Le mysticisme sert à désigner le fait de la pratique mystique, en induisant quelquefois l'idée d'une formalisation ou une systématisation du comportement mystique.

Définition

«Il y a assurément de l'inexprimable. Ce dernier se montre, il est l'élément mystique. [2]»

Les différences significatives d'interprétation du sens de la mystique reposent sur les différentes perceptions de cette part d'inexprimable. Le sens est par conséquent sensiblement différent selon qu'on l'aborde sous son aspect ésotérique (avec un point de vue interne, et par conséquent mystique), ou sous l'aspect exotérique (avec un point de vue externe, potentiellement sceptique). Dans l'approche exotérique ont peut aussi distinguer la vision sceptique, répandue dans le langage familier, qui repose sur l'idée que cette part inexprimable n'existe pas, ou du moins qu'elle est usurpée par ce qui est ainsi désigné.

Approche ésotérique

Exprimé par ceux qui sont désigné ainsi, la caractéristique principale d'une mystique, quelle que soit la religion d'où elle est issue, est qu'elle propose l'introspection comme moyen d'atteindre le divin ou la "Vérité".

On peut ainsi en trouver différentes nuances, surtout :

Histoire linguistique

Le mot mystique viens du grec μυάω muaô qui veut dire «se taire», «être silencieux» et qui a donné μυστικός mystikos, les «Mystères» de l'Antiquité grecque.

Le terme mystique porte aussi cette idée d'un mystère, ce qui est mystique n'est pas accessible, pas démontrable, [3], et par conséquent potentiellement sujet à la suspicion. Du sens originel de l'aspect pratique de la réalisation dans une ascèse spirituelle, la notion de mysticisme s'est par conséquent chargé d'un sens théorique et doctrinal, voir même dans un sens péjoratif d'une idée de dogme gnostique qui s'oppose au sens premier.

En français, les sources les plus anciennes semble dater de 1380 pour exprimer ce «qui a un sens caché, relatif aux mystères de la foi» [4]. Elles sont par conséquent un peu postérieures à la redécouverte des rédigés de la philosophie grec par les chrétiens entre le Xe et le XIIe siècle, où il est question du mysticisme des philosophes grec, qu'on nomme quelquefois le mysticisme platonicien, qui inclus surtout son maitre Socrate et son disciple Aristote.

Cette redécouverte se fait dans le cadre de la théologie de cette époque, dans l'école capitulaire de Cathédrale Notre-Dame de Paris surtout, et par des penseurs influents parmi lesquels on peut citer Pierre Abélard et Bernard de Clairvaux.

L'appellation Mystique est ensuite appliqué a certains personnages représentatifs de courants mystiques influents, comme par exemple maître Eckhart qui fut à l'origine de la Mystique rhénane.

La transposition du terme au judaïsme avec la kabbale, a l'islam avec le soufisme, puis à l'hindouisme, au bouddhisme et a d'autre formes n'apparait qu'au milieu de vingtième siècle dans une mise en parallèle proposée entre autres par Aldous Huxley[5], quoiqu'il existe déjà des prémices au dix-huitième siècle surtout, selon Les deux sources de la morale et de la religion, œuvre d'Henri Bergson. '

Types de mystiques

Le terme est appliqué indifféremment à toutes sortes de personnalités.
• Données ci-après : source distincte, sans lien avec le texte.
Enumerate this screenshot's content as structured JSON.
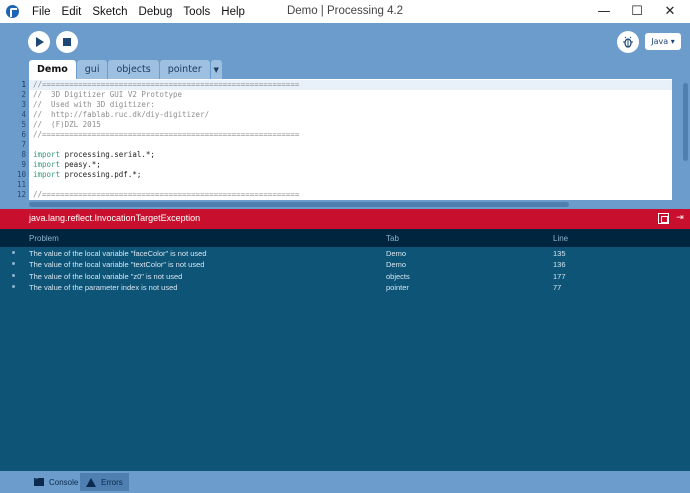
{
  "window": {
    "title": "Demo | Processing 4.2",
    "controls": {
      "minimize": "—",
      "maximize": "☐",
      "close": "✕"
    }
  },
  "menu": [
    "File",
    "Edit",
    "Sketch",
    "Debug",
    "Tools",
    "Help"
  ],
  "toolbar": {
    "run_icon": "play-icon",
    "stop_icon": "stop-icon",
    "debug_icon": "bug-icon",
    "mode_label": "Java ▾"
  },
  "tabs": [
    "Demo",
    "gui",
    "objects",
    "pointer"
  ],
  "tab_menu_glyph": "▼",
  "editor": {
    "line_numbers": [
      "1",
      "2",
      "3",
      "4",
      "5",
      "6",
      "7",
      "8",
      "9",
      "10",
      "11",
      "12"
    ],
    "lines": [
      [
        {
          "t": "//=========================================================",
          "c": "cmt"
        }
      ],
      [
        {
          "t": "//  3D Digitizer GUI V2 Prototype",
          "c": "cmt"
        }
      ],
      [
        {
          "t": "//  Used with 3D digitizer:",
          "c": "cmt"
        }
      ],
      [
        {
          "t": "//  http://fablab.ruc.dk/diy-digitizer/",
          "c": "cmt"
        }
      ],
      [
        {
          "t": "//  (F)DZL 2015",
          "c": "cmt"
        }
      ],
      [
        {
          "t": "//=========================================================",
          "c": "cmt"
        }
      ],
      [],
      [
        {
          "t": "import",
          "c": "kw"
        },
        {
          "t": " processing.serial.*;",
          "c": ""
        }
      ],
      [
        {
          "t": "import",
          "c": "kw"
        },
        {
          "t": " peasy.*;",
          "c": ""
        }
      ],
      [
        {
          "t": "import",
          "c": "kw"
        },
        {
          "t": " processing.pdf.*;",
          "c": ""
        }
      ],
      [],
      [
        {
          "t": "//=========================================================",
          "c": "cmt"
        }
      ]
    ]
  },
  "error_bar": {
    "message": "java.lang.reflect.InvocationTargetException"
  },
  "problems": {
    "headers": {
      "problem": "Problem",
      "tab": "Tab",
      "line": "Line"
    },
    "rows": [
      {
        "problem": "The value of the local variable \"faceColor\" is not used",
        "tab": "Demo",
        "line": "135"
      },
      {
        "problem": "The value of the local variable \"textColor\" is not used",
        "tab": "Demo",
        "line": "136"
      },
      {
        "problem": "The value of the local variable \"z0\" is not used",
        "tab": "objects",
        "line": "177"
      },
      {
        "problem": "The value of the parameter index is not used",
        "tab": "pointer",
        "line": "77"
      }
    ]
  },
  "footer": {
    "console_label": "Console",
    "errors_label": "Errors"
  }
}
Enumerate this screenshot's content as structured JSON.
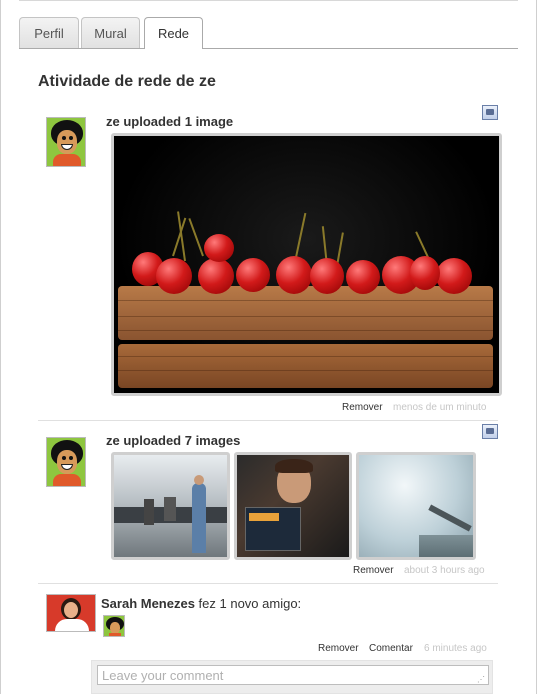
{
  "tabs": [
    {
      "label": "Perfil",
      "active": false
    },
    {
      "label": "Mural",
      "active": false
    },
    {
      "label": "Rede",
      "active": true
    }
  ],
  "heading": "Atividade de rede de ze",
  "activities": [
    {
      "title": "ze uploaded 1 image",
      "type_icon": "image-icon",
      "images": [
        "cherries on wooden board"
      ],
      "actions": [
        "Remover"
      ],
      "time": "menos de um minuto"
    },
    {
      "title": "ze uploaded 7 images",
      "type_icon": "image-icon",
      "images": [
        "office presentation",
        "boy with linux magazine",
        "foggy pier"
      ],
      "actions": [
        "Remover"
      ],
      "time": "about 3 hours ago"
    },
    {
      "user": "Sarah Menezes",
      "text": " fez 1 novo amigo:",
      "actions": [
        "Remover",
        "Comentar"
      ],
      "time": "6 minutes ago"
    }
  ],
  "comment": {
    "placeholder": "Leave your comment",
    "value": ""
  },
  "colors": {
    "tab_border": "#aaaaaa",
    "time_text": "#c6c6c6",
    "avatar_green": "#8ec63f",
    "avatar_red": "#d73a2a"
  }
}
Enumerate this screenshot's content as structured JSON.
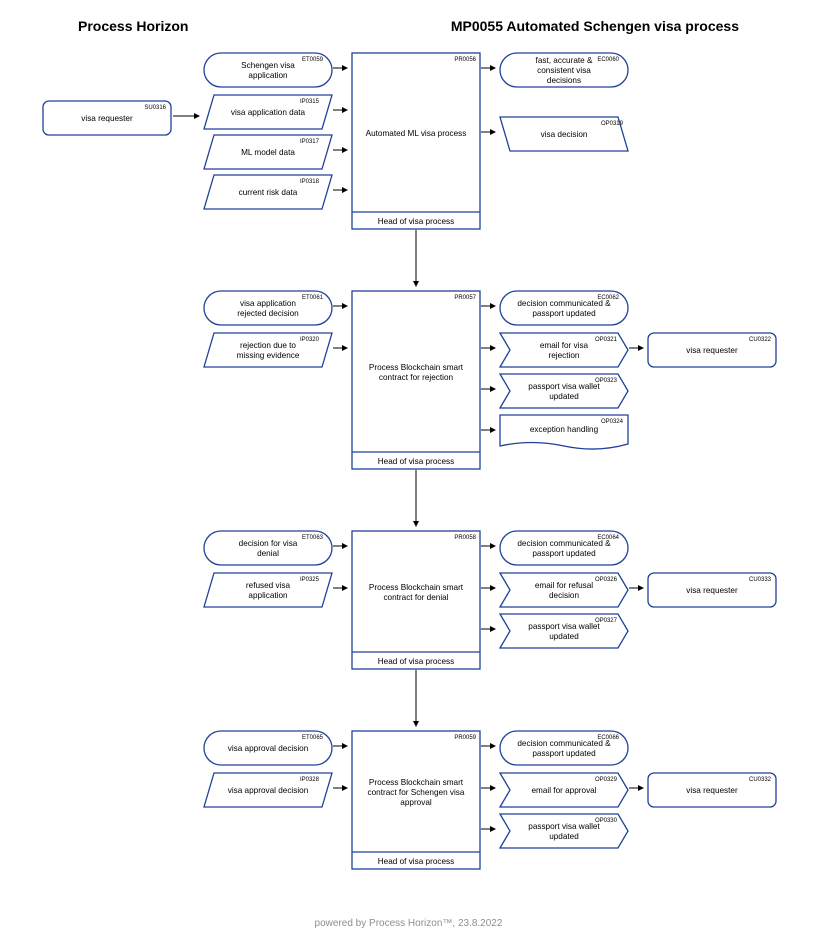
{
  "header": {
    "left": "Process Horizon",
    "right": "MP0055 Automated Schengen visa process"
  },
  "footer": "powered by Process Horizon™, 23.8.2022",
  "nodes": {
    "SU0316": {
      "code": "SU0316",
      "label": "visa requester"
    },
    "ET0059": {
      "code": "ET0059",
      "label": "Schengen visa application"
    },
    "IP0315": {
      "code": "IP0315",
      "label": "visa application data"
    },
    "IP0317": {
      "code": "IP0317",
      "label": "ML model data"
    },
    "IP0318": {
      "code": "IP0318",
      "label": "current risk data"
    },
    "PR0056": {
      "code": "PR0056",
      "label": "Automated ML visa process",
      "owner": "Head of visa process"
    },
    "EC0060": {
      "code": "EC0060",
      "label": "fast, accurate & consistent visa decisions"
    },
    "OP0319": {
      "code": "OP0319",
      "label": "visa decision"
    },
    "ET0061": {
      "code": "ET0061",
      "label": "visa application rejected decision"
    },
    "IP0320": {
      "code": "IP0320",
      "label": "rejection due to missing evidence"
    },
    "PR0057": {
      "code": "PR0057",
      "label": "Process Blockchain smart contract for rejection",
      "owner": "Head of visa process"
    },
    "EC0062": {
      "code": "EC0062",
      "label": "decision communicated & passport updated"
    },
    "OP0321": {
      "code": "OP0321",
      "label": "email for visa rejection"
    },
    "OP0323": {
      "code": "OP0323",
      "label": "passport visa wallet updated"
    },
    "OP0324": {
      "code": "OP0324",
      "label": "exception handling"
    },
    "CU0322": {
      "code": "CU0322",
      "label": "visa requester"
    },
    "ET0063": {
      "code": "ET0063",
      "label": "decision for visa denial"
    },
    "IP0325": {
      "code": "IP0325",
      "label": "refused visa application"
    },
    "PR0058": {
      "code": "PR0058",
      "label": "Process Blockchain smart contract for denial",
      "owner": "Head of visa process"
    },
    "EC0064": {
      "code": "EC0064",
      "label": "decision communicated & passport updated"
    },
    "OP0326": {
      "code": "OP0326",
      "label": "email for refusal decision"
    },
    "OP0327": {
      "code": "OP0327",
      "label": "passport visa wallet updated"
    },
    "CU0333": {
      "code": "CU0333",
      "label": "visa requester"
    },
    "ET0065": {
      "code": "ET0065",
      "label": "visa approval decision"
    },
    "IP0328": {
      "code": "IP0328",
      "label": "visa approval decision"
    },
    "PR0059": {
      "code": "PR0059",
      "label": "Process Blockchain smart contract for Schengen visa approval",
      "owner": "Head of visa process"
    },
    "EC0066": {
      "code": "EC0066",
      "label": "decision communicated & passport updated"
    },
    "OP0329": {
      "code": "OP0329",
      "label": "email for approval"
    },
    "OP0330": {
      "code": "OP0330",
      "label": "passport visa wallet updated"
    },
    "CU0332": {
      "code": "CU0332",
      "label": "visa requester"
    }
  }
}
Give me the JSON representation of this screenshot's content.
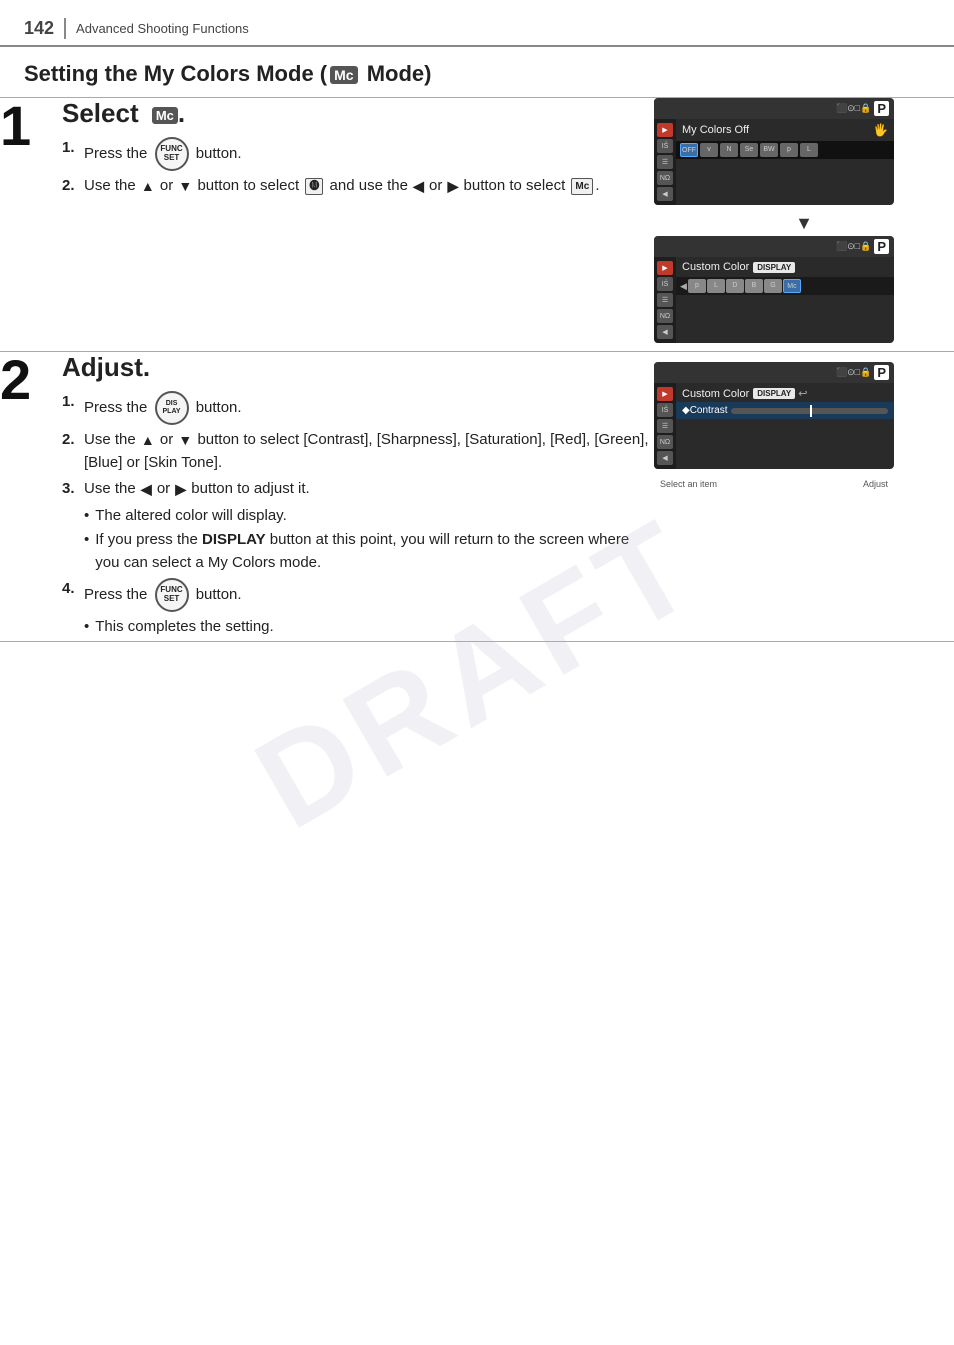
{
  "header": {
    "page_number": "142",
    "section": "Advanced Shooting Functions"
  },
  "page_title": "Setting the My Colors Mode (",
  "page_title_mode": "Mc",
  "page_title_end": " Mode)",
  "steps": [
    {
      "num": "1",
      "heading": "Select",
      "heading_icon": "Mc",
      "sub_steps": [
        {
          "num": "1.",
          "text": "Press the",
          "button": "FUNC/SET",
          "text2": "button."
        },
        {
          "num": "2.",
          "text": "Use the ▲ or ▼ button to select",
          "icon": "My Colors",
          "text2": "and use the ◀ or ▶ button to select",
          "icon2": "Mc",
          "text3": "."
        }
      ],
      "screens": [
        {
          "type": "menu",
          "menu_label": "My Colors Off",
          "strip_items": [
            "OFF",
            "v",
            "N",
            "Se",
            "BW",
            "p",
            "L"
          ]
        },
        {
          "type": "custom_color",
          "menu_label": "Custom Color",
          "display_badge": "DISPLAY",
          "strip_items": [
            "p",
            "L",
            "D",
            "B",
            "G",
            "Mc"
          ]
        }
      ]
    },
    {
      "num": "2",
      "heading": "Adjust.",
      "sub_steps": [
        {
          "num": "1.",
          "text": "Press the",
          "button": "DISPLAY",
          "text2": "button."
        },
        {
          "num": "2.",
          "text": "Use the ▲ or ▼ button to select [Contrast], [Sharpness], [Saturation], [Red], [Green], [Blue] or [Skin Tone]."
        },
        {
          "num": "3.",
          "text": "Use the ◀ or ▶ button to adjust it."
        }
      ],
      "bullet_steps": [
        "The altered color will display.",
        "If you press the DISPLAY button at this point, you will return to the screen where you can select a My Colors mode."
      ],
      "extra_steps": [
        {
          "num": "4.",
          "text": "Press the",
          "button": "FUNC/SET",
          "text2": "button."
        }
      ],
      "extra_bullets": [
        "This completes the setting."
      ],
      "screen": {
        "menu_label": "Custom Color",
        "display_badge": "DISPLAY",
        "contrast_label": "◆Contrast",
        "caption_left": "Select an item",
        "caption_right": "Adjust"
      }
    }
  ]
}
On entend ainsi parler autant du mysticisme platonicien, du mysticisme oriental, de celui de Jean de la Croix, de Bernard de Clairvaux, de maître Eckhart ou d'autre personnalités religieuses ou spirituelles sans distinction entre les différentes formes de spiritualités, les époques et conditions mentales correspondantes, de même que sur la variété des expériences constatées et des expressions littéraires qui en découlent.

La Kabbale

L'une des principales sources du mysticisme dans les traditions non orientales est constituée par la Kabbale du judaïsme. L'origine de la Kabbale (selon la tradition juive) remonte à la loi orale donnée par Dieu à Moïse au mont Sinaï. Cette forme de mysticisme cherche à rapprocher l'homme de Dieu, en cherchant à donner un sens à la Création. Le sens mystique, ou sens secret, ou sens caché, est un sens qui est atteint au plus haut degré de lecture des textes, en suivant les règles kabbalistiques. La Kabbale comporte une partie dite «ésotérique» (réservée aux initiés), et une partie «exotérique» (qui peut être publiée).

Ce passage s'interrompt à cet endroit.